O malvado favorito

Liberdade de expressão não é vale-tudo. Ninguém está acima das leis e da justiça. Plataformas de comunicação internacionais não são imunes ...

Publicado em 02/09/2024 às 0:00 | Atualizado em 02/09/2024 às 8:11

Umberto Eco disse: "Quando os verdadeiros inimigos são muito fortes, é preciso escolher inimigos mais fracos". A frase permite entender - quando se tem boa vontade - a questão da defesa da democracia e o papel que vem sendo exercido a respeito pelo STF.

Praguejar contra o Supremo - ou quiçá criticá-lo como se fosse um ajuntamento de falsos vestais, a intrometer-se aonde não é chamado - virou o esporte de parcela da sociedade, inclusive da camada mais esclarecida. No jornalismo e nas mesas de bar, entre não formados em Direito, se tornou pauta "analisar" decisões da Corte para as definir como certas ou erradas.

No olho do furacão, de modo muito particular, o Ministro Alexandre de Moraes. Desde que relator do Inquérito que apura ataques e discursos de ódio ao Supremo, e até mesmo depois que o Plenário da Casa aprovou a constitucionalidade do procedimento, o Ministro passou a ser a personificação da vilania para quem entende que a liberdade de expressão, assim como o dinheiro público, aceita desaforos.

Observe-se este exemplo de quase seis meses atrás. Passou a circular na internet um vídeo contendo a seguinte legenda: "Vejam a verdade por trás das cortinas, vejam o que os comunistas das trevas pensam em fazer, vamos viralizar, espalhem. O mesmo discurso do Adolph Hitler". O personagem do vídeo: o Ministro Alexandre de Moraes.

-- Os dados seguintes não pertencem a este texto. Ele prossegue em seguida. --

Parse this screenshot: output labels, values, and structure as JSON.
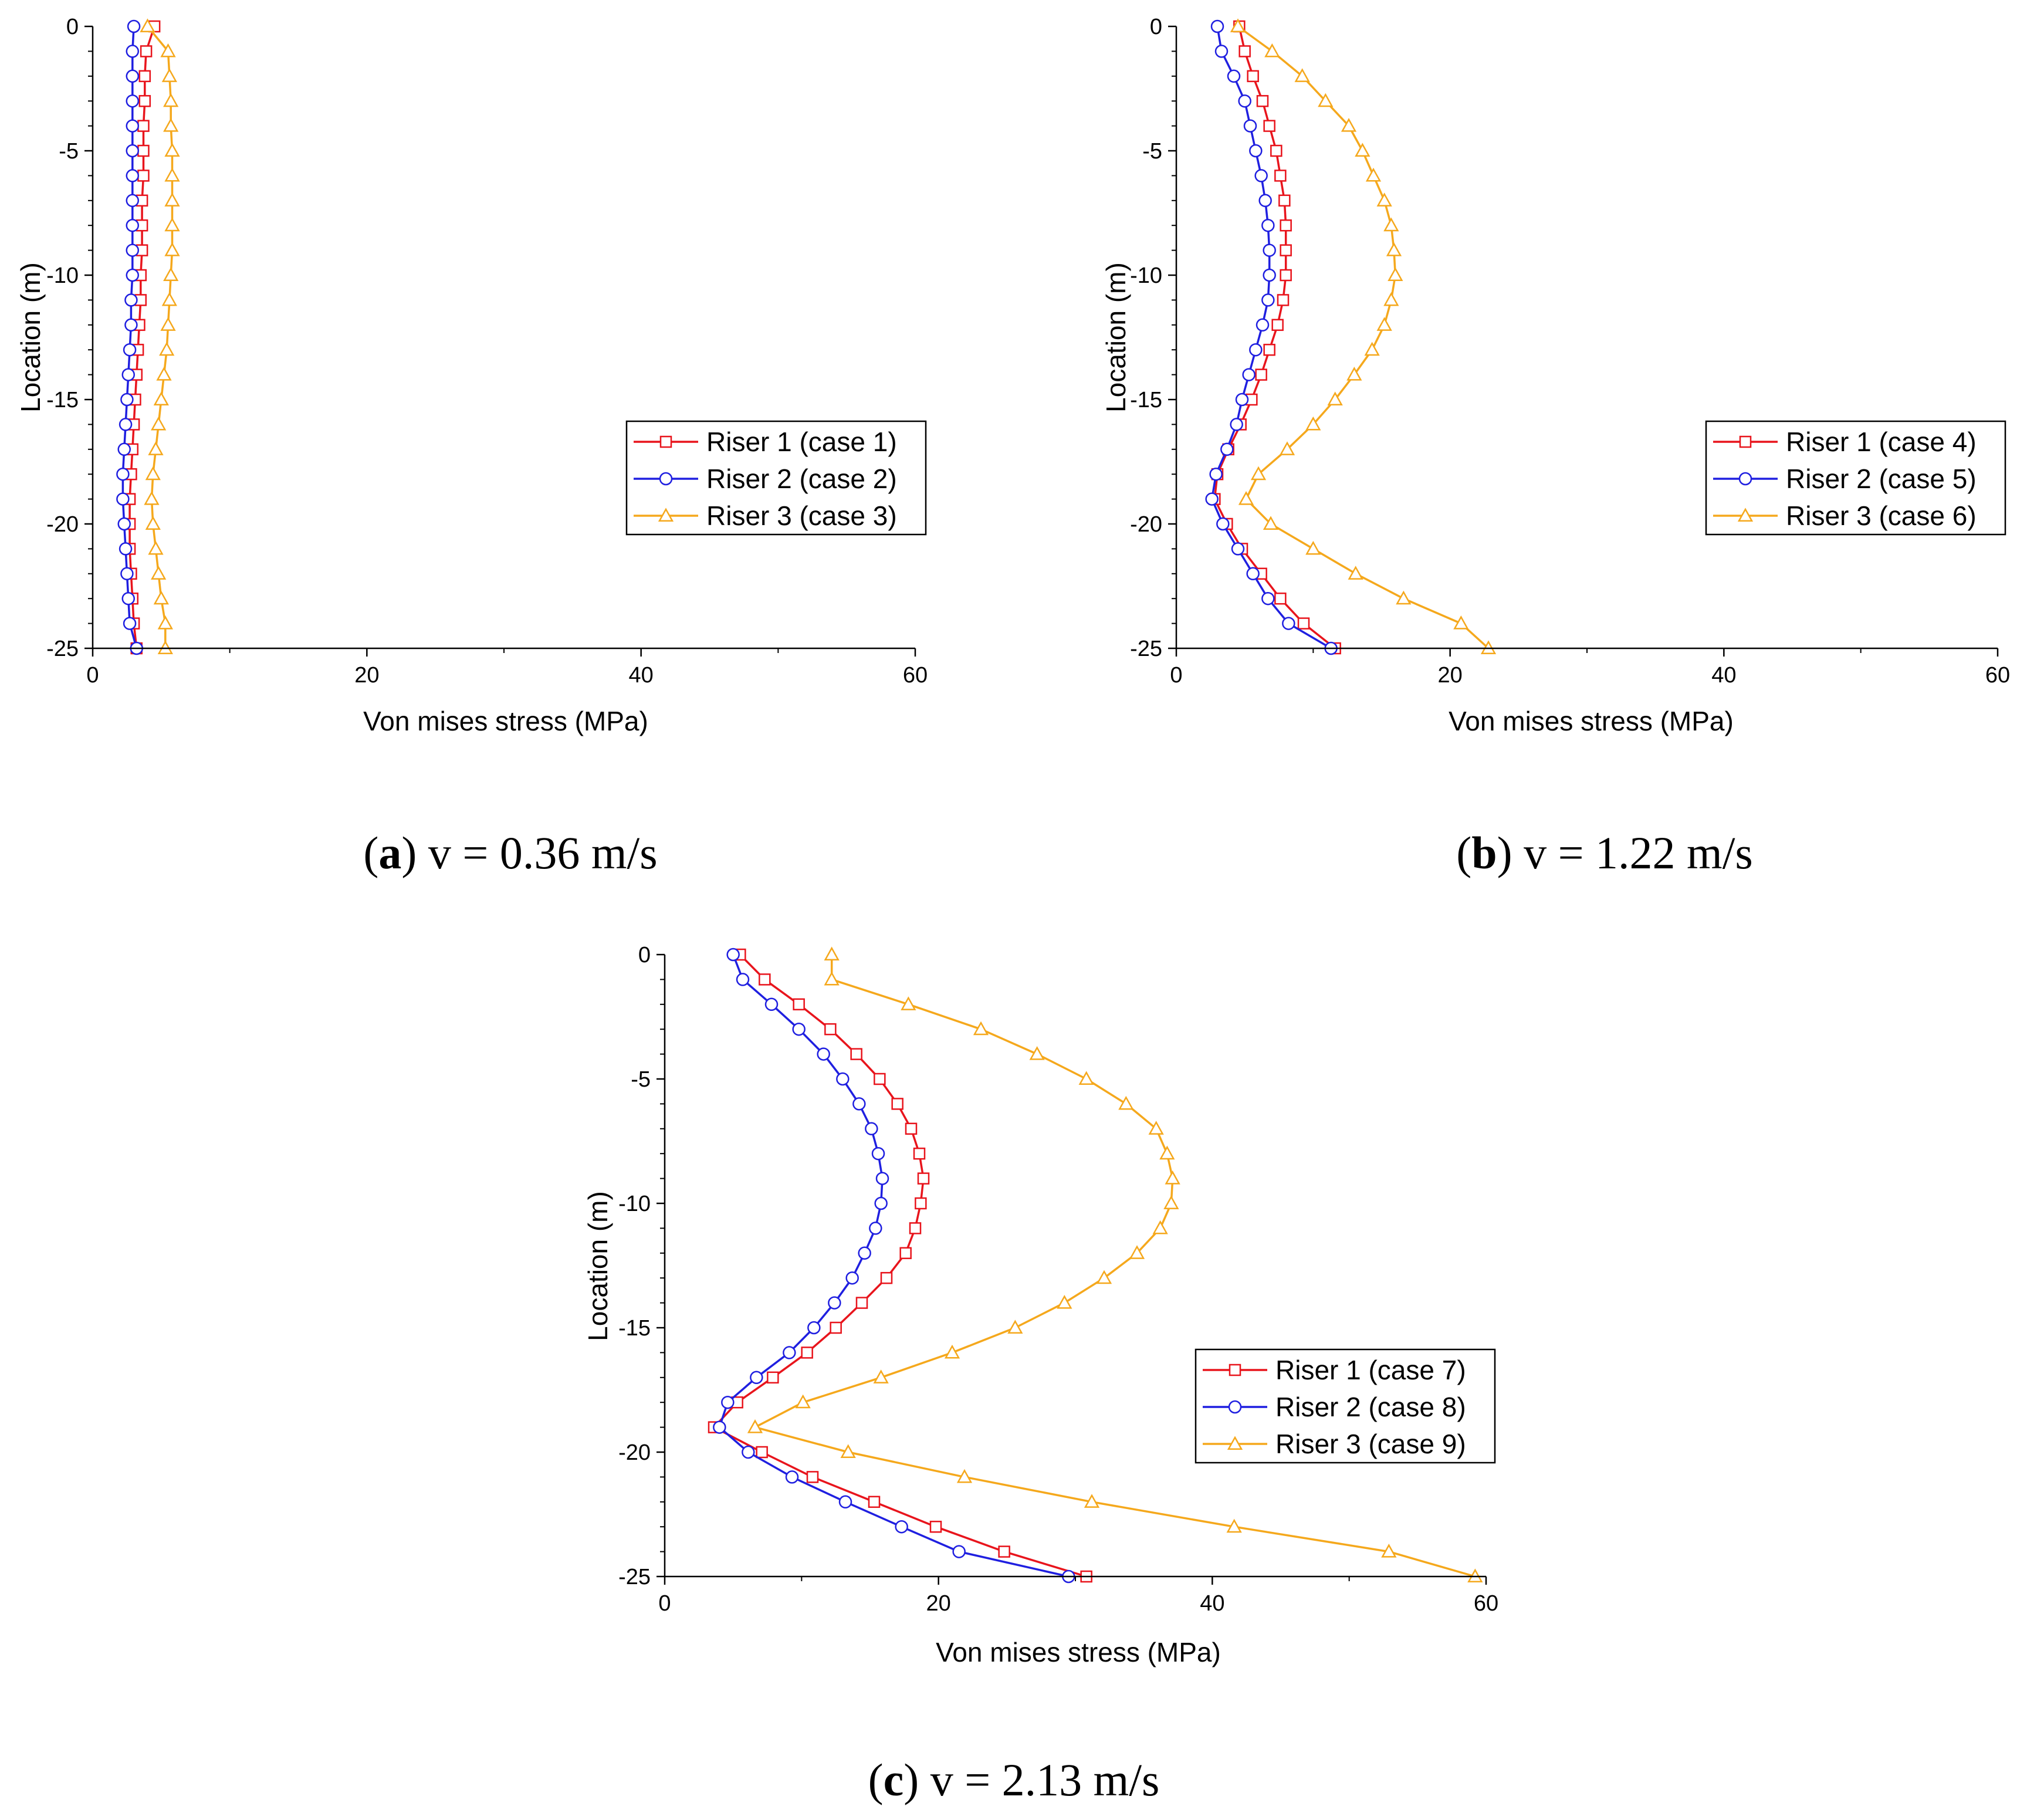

Agora vamos aos fatos O Ministro não proferiu discurso algum expressando como sua essa visão entre aspas. O vídeo viral omitiu deliberadamente o contexto: a fala foi feita a calouros de Direito da Faculdade do Largo do São Francisco da USP e tratou sobre os ataques às democracias que grupos de extrema direita estavam (como estão) a promover em vários países, inclusive no Brasil. A fala completa é do seguinte teor:

"Não demorou muito para uma extrema direita, os extremistas perceberem que as redes sociais eram um caminho para atingir o poder sem precisar passar pelo voto. Ou atingir o poder pelo voto e nunca mais largar esse poder. (...) Ódios que foram surgindo foram sendo capturados por esses extremistas. (...) E depois as famosas fake news. É uma verdadeira lavagem cerebral que é realizada. Isso com método de ataque à democracia. Isso teve método. A partir de estudos, estudos feitos e aprimorados na extrema direita norte-americana, isso teve método para se atacar os três pilares das democracias ocidentais. A partir de cativar, 'vamos cativar o eleitorado e agora vamos corroer a democracia por dentro.' Como corroer a democracia por dentro? Sem um discurso tradicional de golpe, de acabar com a democracia? 'Não. Vamos dizer que a democracia está falida, está desvirtuada, não representa mais os anseios populares e nós, salvadores da pátria, vamos precisar substituir'. Não por outros motivos a palavra liberdade é a mais utilizada pelos extremistas".

Ora, o mesmo contraponto vale no embate com o bilionário Musk, proprietário do X, antigo Twitter. Não se está a corroer a liberdade de expressão ao determinar proibições de hospedagem de conteúdos antidemocráticos e nem responsabilizar por isso quem descumpre a ordens judiciais de remoção. Se está a defender um preceito imaterial muito maior.

Musk não é herói. Nem o Ministro o vilão. Conscientização para quem se dispõe a ouvir talvez seja a saída quando muitos insistem em não ver ou preferem não ver a realidade de que a democracia é uma conquista civilizatória e que a liberdade de expressão se submete a freios e contrapesos, sim, no interesse coletivo.

Se nos EUA, País em que as pessoas são autorizadas, por exemplo, a se armar o quanto desejarem, a questão da expressão do pensamento ("livre mercado de ideias") se encontra em parte controvertida, no Brasil e na Europa ela é pacífica: o direito a tal liberdade, direito constitucionalmente reconhecido, não pode ser utilizado para lesar bens jurídicos também protegidos pela Constituição.

Ao fim e ao cabo, é do que se está a cuidar. Liberdade de expressão não é vale-tudo. Ninguém está acima das leis e da justiça. Plataformas de comunicação internacionais não são imunes à jurisdição dos Países onde mantêm representações. E, sobretudo, o STF não é o suspeito de sempre, nem o assassino da trama.